Who knows how many hundreds of times I've done it? Whatever the number is, add another one to the total. I did it again the other day while mowing the grass in the back yard. Clean-up had not been comprehensive. I didn't know that until I felt the tell-tale muddy squish under my left heel. Yep, Sully the wonder-dog had visited this place sometime earlier in the day. Now I was left - again - with a messy, smelly shoe. Clean-up time. I've had lots and lots of practice over the years. Our family always had dogs. If I only had a dollar for every time I sat on the front step using a tooth-pick and popsicle stick to clear the foul-smelling canine waste from the little nooks and crannies in my sneaker. For you older dog-loving guys out there, remember how the soles of those Chuck Taylor's were oh-so time consuming and difficult to clean?
Our household is no different than any other I know. Nobody wants the job of systematically searching the grass with a shovel in one hand and a bucket in the other. It stinks. . . .literally and figuratively!
With my son Nate's high school graduation rapidly approaching, I've been wondering why when we hate the piles of stinky stuff so much, do we dispense so much foul-smelling advice cooked up with the stuff as its' only ingredient, then wrap it up in flowery paper or words to pass on to our kids as they move from high school to the next phase of life?
Exhibit A arrived in the mail yesterday in the form of the Things Remembered Graduation 2010 catalog of "engraved gifts to capture this bright moment." You remember Things Remembered don't you? They have kiosks of some kind in most malls where you can have anything at all engraved on anything at all. As I leafed through the 36-page catalog I saw all sorts of things featuring all sorts of sample engraved messages. Some of the messages were good ones, including a host of congratulatory phrases. After all, graduation from high school is an accomplishment to celebrate. But so many of the messages I read were nothing but "skubalon."
Skubalon is the greek word Paul used in Philippians 3:8 when he wrote, "I count everything else rubbish compared to knowing Christ Jesus." Skubalon is a strong word that more literally means "dung." I stepped in a pile of skubalon just the other day.
One message read, "The future belongs to those who believe in the beauty of their dreams." Really? Skubalon. How about this one? . . . "Danielle, go confidently in the direction of your dreams. Live the life you've imagined." Skubalon. . . again. "Believe you are the best, and you will be." Skubalon. "Listen to what you hear. Follow your dreams. Reach for the stars and know you can do ANYTHING." Wow. . . . that's a big pile right there. I love the musical snow globe on the back cover that reads, "To be a star, you must shine your own light and follow your own path." Okay, I'm not even sure what that means. Sadly, there will be hundreds of graduation speeches delivered over the coming weeks that express similar nebulous sentiments that graduates will be encouaged to adopt and pursue in order to experience success and fulfillment in life. I heard those same speeches thirty-some years ago. Life in God's world and reading God's Word have exposed the smelliness of those piles of wisdom that we so readily believe. Could it be that we lament what happens to our Christian kids when they head off to college because we allowed them to supplement their spiritual diet with skubalon?

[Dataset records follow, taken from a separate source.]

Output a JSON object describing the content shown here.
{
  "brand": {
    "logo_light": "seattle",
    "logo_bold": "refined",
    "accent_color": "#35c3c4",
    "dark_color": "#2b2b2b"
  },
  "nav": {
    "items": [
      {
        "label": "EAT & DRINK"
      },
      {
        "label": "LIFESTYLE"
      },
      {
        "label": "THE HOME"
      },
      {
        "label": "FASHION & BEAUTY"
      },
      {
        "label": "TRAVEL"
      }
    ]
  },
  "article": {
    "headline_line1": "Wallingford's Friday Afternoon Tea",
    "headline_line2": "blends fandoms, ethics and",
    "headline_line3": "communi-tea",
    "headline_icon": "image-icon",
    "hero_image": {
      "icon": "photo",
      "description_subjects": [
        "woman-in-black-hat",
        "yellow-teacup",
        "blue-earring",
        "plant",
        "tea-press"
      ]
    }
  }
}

Perhaps we should more aggressively point out the skubalon in their path. For example, I want my kids to know that in America, you can't become anything you want to be if you put your mind to it. I also want them to know that God has uniquely gifted each one, that He has a plan for their lives, and that all of life is skubalon compared to knowing and living for Him.
I love what my friends Don Optiz and Derek Melleby (Director of our College Transition Initiative here at CPYU) say in the opening chapter of their book for graduating seniors, The Outrageous Idea of Academic Faithfulness:
Every student begins college wide-eyed, full of expectations. Some dream of the paradise of earthly delights, and others of the rewards of high schievement. Both of these dreams are ultimately disappointing, and it doesn't take too much soul-searching for students to discover that they want something more. Of course, the yearning for deep meaning and for lasting purpose will never be discovered in the co-curriculum or even in the curriculum itself. The real answer is relational, personal, and more real than anything that can be imagined. The real answer is Jesus Christ. He is the one who is inviting us to renew our minds and transform our lives.
There's nothing wrong with dreaming. Rather, it's all about having the right dreams. . . dreams that are informed by Biblical realism than by sticky-sweet sentimentality.
Let me encourage you do all you can to keep the graduates you know and love from willingly walking the bottoms of their feet into skubalon, by putting a copy The Outrageous Idea of Academic Faithfulness in their hands.